As I write this, the International Council of Nurses (ICN) 25th Quadrennial Congress is drawing to a close. Australia’s ICN partners, the Australian College of Nursing and the Australian Nursing Federation, were proud to host this six day international event in Melbourne from 18 – 23 May 2013. It is the first time in over 50 years ICN Congress, the largest international nursing event, has been held in Australia.
Almost 4,000 nurses from more than 100 countries have gathered together to discuss issues affecting nurses and our key role in improving equity and access to health care.
ICN believes that one of the best ways to achieve universal access to health care is to maximise the potential of nurses through innovative models of care; working to full and, at times, expanded scope of practice; and a clear role in policy.
The Congress kicked off with the Nursing Student Assembly on Saturday morning, followed by a spectacular Opening Ceremony on Saturday night. This ceremony included the traditional Parade of Nations – ICN Member Associations, including the newest members China and Palestine; and the formal international award presentations. The four day Scientific Program began in earnest on Sunday morning.
Topics covered at ICN Congress have included: the nursing workforce and workplace; equity, ethics and human rights; direct care and patient safety; nursing education and the learning environment; climate change; natural and man-made disasters; migration; ageing; care systems and access; quality and economics; health technology; infectious diseases such as TB and HIV; management; health and wellbeing; nursing history; changing scope of practice; regulation of the profession of nurses and nursing; rural nursing; leadership issues; advanced practice; and workplace violence.
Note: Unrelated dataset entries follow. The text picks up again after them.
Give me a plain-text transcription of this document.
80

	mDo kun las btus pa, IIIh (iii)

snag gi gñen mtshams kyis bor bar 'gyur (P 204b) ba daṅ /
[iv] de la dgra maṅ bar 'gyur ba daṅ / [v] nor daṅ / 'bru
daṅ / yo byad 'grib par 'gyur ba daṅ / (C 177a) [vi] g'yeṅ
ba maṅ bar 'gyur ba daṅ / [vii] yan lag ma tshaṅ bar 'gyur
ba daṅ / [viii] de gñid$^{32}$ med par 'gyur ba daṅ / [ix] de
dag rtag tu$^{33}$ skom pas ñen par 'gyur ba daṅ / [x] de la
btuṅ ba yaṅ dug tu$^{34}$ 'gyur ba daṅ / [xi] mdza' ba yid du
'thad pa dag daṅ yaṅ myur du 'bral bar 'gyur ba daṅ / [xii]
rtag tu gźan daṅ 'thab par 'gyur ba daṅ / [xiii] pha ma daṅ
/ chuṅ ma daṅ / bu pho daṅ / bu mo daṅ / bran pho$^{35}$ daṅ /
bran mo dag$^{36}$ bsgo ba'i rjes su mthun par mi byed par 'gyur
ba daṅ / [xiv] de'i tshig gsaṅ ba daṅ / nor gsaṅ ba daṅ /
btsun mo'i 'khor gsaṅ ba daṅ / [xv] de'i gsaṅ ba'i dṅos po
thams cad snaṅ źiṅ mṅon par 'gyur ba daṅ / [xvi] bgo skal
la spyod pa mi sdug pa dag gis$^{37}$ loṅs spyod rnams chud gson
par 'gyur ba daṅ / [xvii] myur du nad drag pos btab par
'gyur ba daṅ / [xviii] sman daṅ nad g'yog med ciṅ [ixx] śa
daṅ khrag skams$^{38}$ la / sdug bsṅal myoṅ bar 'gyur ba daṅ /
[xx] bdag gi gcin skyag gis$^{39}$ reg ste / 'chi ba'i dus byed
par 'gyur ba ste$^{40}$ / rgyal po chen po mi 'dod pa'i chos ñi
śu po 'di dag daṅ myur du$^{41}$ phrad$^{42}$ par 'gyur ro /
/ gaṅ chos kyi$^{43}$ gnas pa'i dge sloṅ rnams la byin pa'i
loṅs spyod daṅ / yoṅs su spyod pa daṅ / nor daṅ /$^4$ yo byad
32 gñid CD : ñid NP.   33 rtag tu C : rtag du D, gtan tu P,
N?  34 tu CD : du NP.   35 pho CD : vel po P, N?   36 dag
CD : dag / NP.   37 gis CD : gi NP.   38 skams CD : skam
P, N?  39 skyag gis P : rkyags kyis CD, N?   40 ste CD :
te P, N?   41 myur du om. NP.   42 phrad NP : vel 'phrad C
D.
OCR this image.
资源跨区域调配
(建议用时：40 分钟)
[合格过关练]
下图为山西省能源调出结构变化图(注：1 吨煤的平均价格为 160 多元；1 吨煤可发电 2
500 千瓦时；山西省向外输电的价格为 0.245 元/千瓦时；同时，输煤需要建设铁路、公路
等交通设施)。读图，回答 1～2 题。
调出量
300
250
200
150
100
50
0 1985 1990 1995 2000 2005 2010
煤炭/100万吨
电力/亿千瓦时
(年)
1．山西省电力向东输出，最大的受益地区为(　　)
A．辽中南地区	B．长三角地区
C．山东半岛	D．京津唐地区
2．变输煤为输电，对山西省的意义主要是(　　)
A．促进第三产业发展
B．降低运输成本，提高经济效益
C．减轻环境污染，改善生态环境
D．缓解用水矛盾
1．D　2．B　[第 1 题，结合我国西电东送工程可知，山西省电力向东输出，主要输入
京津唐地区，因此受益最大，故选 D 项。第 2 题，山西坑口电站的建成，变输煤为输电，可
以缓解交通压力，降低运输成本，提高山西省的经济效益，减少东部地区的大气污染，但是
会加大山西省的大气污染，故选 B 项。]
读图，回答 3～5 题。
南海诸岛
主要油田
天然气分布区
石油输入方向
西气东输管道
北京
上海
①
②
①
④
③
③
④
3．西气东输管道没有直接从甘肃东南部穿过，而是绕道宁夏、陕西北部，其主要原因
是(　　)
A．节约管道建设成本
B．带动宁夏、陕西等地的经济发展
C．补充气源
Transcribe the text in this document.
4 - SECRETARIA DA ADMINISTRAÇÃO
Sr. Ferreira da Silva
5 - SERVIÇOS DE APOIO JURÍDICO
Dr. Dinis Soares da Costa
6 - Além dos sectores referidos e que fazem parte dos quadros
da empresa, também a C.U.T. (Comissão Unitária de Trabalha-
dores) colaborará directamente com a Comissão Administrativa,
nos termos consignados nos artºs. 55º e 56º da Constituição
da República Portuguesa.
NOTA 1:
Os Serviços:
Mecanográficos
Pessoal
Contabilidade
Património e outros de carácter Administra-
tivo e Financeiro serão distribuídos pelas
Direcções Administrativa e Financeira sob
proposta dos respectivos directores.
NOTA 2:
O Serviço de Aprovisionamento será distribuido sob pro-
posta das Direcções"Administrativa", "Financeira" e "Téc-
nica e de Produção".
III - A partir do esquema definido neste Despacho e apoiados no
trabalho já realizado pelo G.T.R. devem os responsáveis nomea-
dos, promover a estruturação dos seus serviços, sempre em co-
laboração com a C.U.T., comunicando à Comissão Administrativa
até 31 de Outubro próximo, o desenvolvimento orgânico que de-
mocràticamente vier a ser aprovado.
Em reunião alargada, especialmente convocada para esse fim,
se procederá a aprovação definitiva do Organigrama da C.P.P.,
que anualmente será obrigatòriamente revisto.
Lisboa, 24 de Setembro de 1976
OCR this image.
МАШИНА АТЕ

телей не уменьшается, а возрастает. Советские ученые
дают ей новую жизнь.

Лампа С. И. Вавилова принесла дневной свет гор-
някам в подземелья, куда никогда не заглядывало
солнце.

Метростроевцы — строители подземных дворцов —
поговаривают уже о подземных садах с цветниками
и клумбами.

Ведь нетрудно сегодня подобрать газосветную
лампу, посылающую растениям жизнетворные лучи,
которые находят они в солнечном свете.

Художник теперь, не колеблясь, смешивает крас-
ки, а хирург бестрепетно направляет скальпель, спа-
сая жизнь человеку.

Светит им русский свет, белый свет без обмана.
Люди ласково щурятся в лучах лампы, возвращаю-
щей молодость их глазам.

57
Like nursing itself, an incredibly broad and diverse range of areas to address and further explore. There were in excess of 550 presentations given in the Scientific Program and 590 posters on display.
The ICN Congress has provided a great opportunity for the ANF and our Australian nursing colleagues to raise and discuss the issues and challenges faced by Australia’s nursing workforce; to demonstrate how nurses are at the centre of the delivery of safe patient care across the country’s health and aged care sectors.
The Congress has allowed us to debate, share and learn from one another across the globe - an opportunity that Australian nurses have been able to take.